Grubhub struck a deal Wednesday to merge with the European food delivery company Just Eat Takeaway after talks to join forces with Uber fell apart and competition mounts in the industry.

Grubhub, based in Chicago, agreed to merge with Just Eat Takeaway in a deal that gives Grubhub shares an implied value of $75.15, which amounts to an implied total equity value of $7.3 billion on a fully diluted basis.

“When Grubhub and Seamless were founded, the online takeout industry didn’t exist in the U.S.,” said Matt Maloney, CEO and founder of Grubhub, in a statement. “Supported by Just Eat Takeaway.com, we intend to accelerate our mission to be the fastest, best and most rewarding way to order food from your favourite local restaurants in North America and around the world.”

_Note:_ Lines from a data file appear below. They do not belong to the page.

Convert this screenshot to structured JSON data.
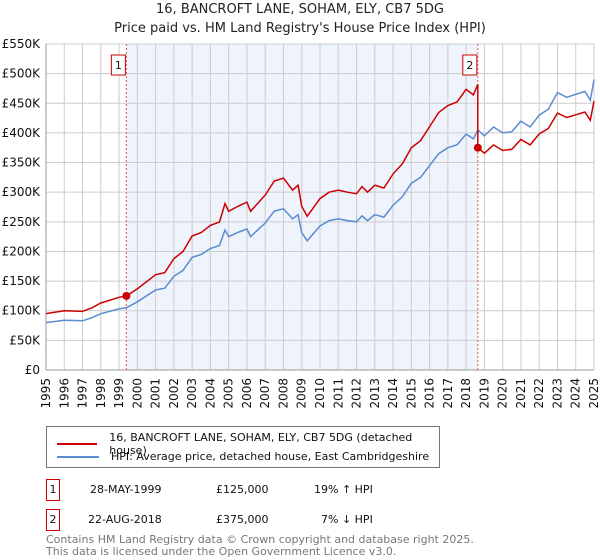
{
  "chart_data": {
    "type": "line",
    "title": "16, BANCROFT LANE, SOHAM, ELY, CB7 5DG",
    "subtitle": "Price paid vs. HM Land Registry's House Price Index (HPI)",
    "xlim": [
      1995,
      2025
    ],
    "ylim": [
      0,
      550000
    ],
    "yticks": [
      {
        "v": 0,
        "label": "£0"
      },
      {
        "v": 50000,
        "label": "£50K"
      },
      {
        "v": 100000,
        "label": "£100K"
      },
      {
        "v": 150000,
        "label": "£150K"
      },
      {
        "v": 200000,
        "label": "£200K"
      },
      {
        "v": 250000,
        "label": "£250K"
      },
      {
        "v": 300000,
        "label": "£300K"
      },
      {
        "v": 350000,
        "label": "£350K"
      },
      {
        "v": 400000,
        "label": "£400K"
      },
      {
        "v": 450000,
        "label": "£450K"
      },
      {
        "v": 500000,
        "label": "£500K"
      },
      {
        "v": 550000,
        "label": "£550K"
      }
    ],
    "xticks": [
      "1995",
      "1996",
      "1997",
      "1998",
      "1999",
      "2000",
      "2001",
      "2002",
      "2003",
      "2004",
      "2005",
      "2006",
      "2007",
      "2008",
      "2009",
      "2010",
      "2011",
      "2012",
      "2013",
      "2014",
      "2015",
      "2016",
      "2017",
      "2018",
      "2019",
      "2020",
      "2021",
      "2022",
      "2023",
      "2024",
      "2025"
    ],
    "grid": true,
    "shaded_range": [
      1999.4,
      2018.64
    ],
    "series": [
      {
        "name": "16, BANCROFT LANE, SOHAM, ELY, CB7 5DG (detached house)",
        "color": "#cc0000",
        "x": [
          1995,
          1996,
          1997,
          1997.5,
          1998,
          1999,
          1999.4,
          2000,
          2001,
          2001.5,
          2002,
          2002.5,
          2003,
          2003.5,
          2004,
          2004.5,
          2004.8,
          2005,
          2005.5,
          2006,
          2006.2,
          2007,
          2007.5,
          2008,
          2008.5,
          2008.8,
          2009,
          2009.3,
          2010,
          2010.5,
          2011,
          2011.5,
          2012,
          2012.3,
          2012.6,
          2013,
          2013.5,
          2014,
          2014.5,
          2015,
          2015.5,
          2016,
          2016.5,
          2017,
          2017.5,
          2018,
          2018.4,
          2018.64,
          2018.64,
          2019,
          2019.5,
          2020,
          2020.5,
          2021,
          2021.5,
          2022,
          2022.5,
          2023,
          2023.5,
          2024,
          2024.5,
          2024.8,
          2025
        ],
        "values": [
          95200,
          100000,
          98800,
          104700,
          113000,
          122600,
          125000,
          136900,
          160700,
          164200,
          188000,
          199900,
          226100,
          232000,
          244000,
          249900,
          280800,
          267800,
          276000,
          283200,
          267800,
          295100,
          318900,
          323700,
          303500,
          311800,
          276100,
          259400,
          289200,
          299900,
          303500,
          299900,
          297500,
          309400,
          299900,
          311800,
          307000,
          330800,
          347500,
          374900,
          386800,
          410600,
          434400,
          446300,
          452200,
          473600,
          464100,
          482000,
          375000,
          365800,
          379700,
          370400,
          372300,
          388900,
          379700,
          398200,
          407400,
          433400,
          426000,
          430600,
          435200,
          421300,
          453700
        ]
      },
      {
        "name": "HPI: Average price, detached house, East Cambridgeshire",
        "color": "#5b8bd0",
        "x": [
          1995,
          1996,
          1997,
          1997.5,
          1998,
          1999,
          1999.4,
          2000,
          2001,
          2001.5,
          2002,
          2002.5,
          2003,
          2003.5,
          2004,
          2004.5,
          2004.8,
          2005,
          2005.5,
          2006,
          2006.2,
          2007,
          2007.5,
          2008,
          2008.5,
          2008.8,
          2009,
          2009.3,
          2010,
          2010.5,
          2011,
          2011.5,
          2012,
          2012.3,
          2012.6,
          2013,
          2013.5,
          2014,
          2014.5,
          2015,
          2015.5,
          2016,
          2016.5,
          2017,
          2017.5,
          2018,
          2018.4,
          2018.64,
          2019,
          2019.5,
          2020,
          2020.5,
          2021,
          2021.5,
          2022,
          2022.5,
          2023,
          2023.5,
          2024,
          2024.5,
          2024.8,
          2025
        ],
        "values": [
          80000,
          84000,
          83000,
          88000,
          95000,
          103000,
          105000,
          115000,
          135000,
          138000,
          158000,
          168000,
          190000,
          195000,
          205000,
          210000,
          236000,
          225000,
          232000,
          238000,
          225000,
          248000,
          268000,
          272000,
          255000,
          262000,
          232000,
          218000,
          243000,
          252000,
          255000,
          252000,
          250000,
          260000,
          252000,
          262000,
          258000,
          278000,
          292000,
          315000,
          325000,
          345000,
          365000,
          375000,
          380000,
          398000,
          390000,
          405000,
          395000,
          410000,
          400000,
          402000,
          420000,
          410000,
          430000,
          440000,
          468000,
          460000,
          465000,
          470000,
          455000,
          490000
        ]
      }
    ],
    "sales": [
      {
        "label": "1",
        "x": 1999.4,
        "value": 125000
      },
      {
        "label": "2",
        "x": 2018.64,
        "value": 375000
      }
    ]
  },
  "legend": {
    "property": "16, BANCROFT LANE, SOHAM, ELY, CB7 5DG (detached house)",
    "hpi": "HPI: Average price, detached house, East Cambridgeshire"
  },
  "transactions": [
    {
      "num": "1",
      "date": "28-MAY-1999",
      "price": "£125,000",
      "delta": "19% ↑ HPI"
    },
    {
      "num": "2",
      "date": "22-AUG-2018",
      "price": "£375,000",
      "delta": "7% ↓ HPI"
    }
  ],
  "footer": [
    "Contains HM Land Registry data © Crown copyright and database right 2025.",
    "This data is licensed under the Open Government Licence v3.0."
  ]
}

The deal comes after talks between Grubhub and Uber fell apart over concerns a merger between the food delivery and rideshare company would spur regulatory scrutiny. Several Democratic lawmakers expressed concerns over a deal that would merge two of the biggest food delivery companies.

Sens. Amy Klobuchar, D-Minn., Richard Blumenthal, D-Conn., Patrick Leahy, D-Vt., and Cory Booker, D-N.J., sent a letter to top antitrust officials last month urging them to investigate the proposed merger.

“Consumers should be able to look forward to a future in which online food delivery is more efficient, more innovative, and less expensive,” they said in the letter. “A merger of two of the three biggest rivals in an already concentrated market risks [deprives] consumers of that outcome by potentially eliminating competition between the existing market participants.”

The merger with Takeaway.com is unlikely to draw as much concern among antitrust officials because it brings Grubhub under the wing of a business that operates outside of the U.S.

This will be Takeaway.com’s second merger this year. In January, the Dutch company bought its British peer Just Eat in a $7.8 billion deal. The merged company now has leading positions in three of the world’s four largest profit pools for food delivery: the U.K., Germany and the Netherlands, Just Eat Takeaway.com said in a statement.

Food delivery is a costly business. Maloney told investors in May that Grubhub assumes “significant costs on the restaurant’s behalf when we deliver their meals.” With the rollout of fee caps on food deliveries in cities such as San Francisco and Seattle, the company has been pressed to fund deliveries by increasing consumer fees and spending less on marketing, which reduces orders.

The company said it has received more than 10 percent fewer orders since the fee caps were introduced.

“That’s not good for small businesses,” Maloney said. “And even worse, these lost orders also result in lost wages and tips for our delivery drivers.

With competitors like Postmates and DoorDash, which are backed by Softbank, Grubhub’s business has been in a bind. Demand for food delivery has skyrocketed during the coronavirus pandemic, but Grubhub’s losses have mounted. The company reported a net loss of $33.4 million in the first quarter of 2020.

“If you’re a company that’s losing a lot of money, you have a choice, you give up growth or you try to get to profitability or maintain that we are investing for growth story to keep raising money,” Maloney told investors in February. “It’s not clear when or even if things are going to change.”

Maloney will join the Just Eat Takeaway.com management board and will lead the its North American businesses. Grubhub’s two current directors will join Just Eat Takeaway.com’s supervisory board. The companies expect the transaction to be completed in the first quarter of 2021.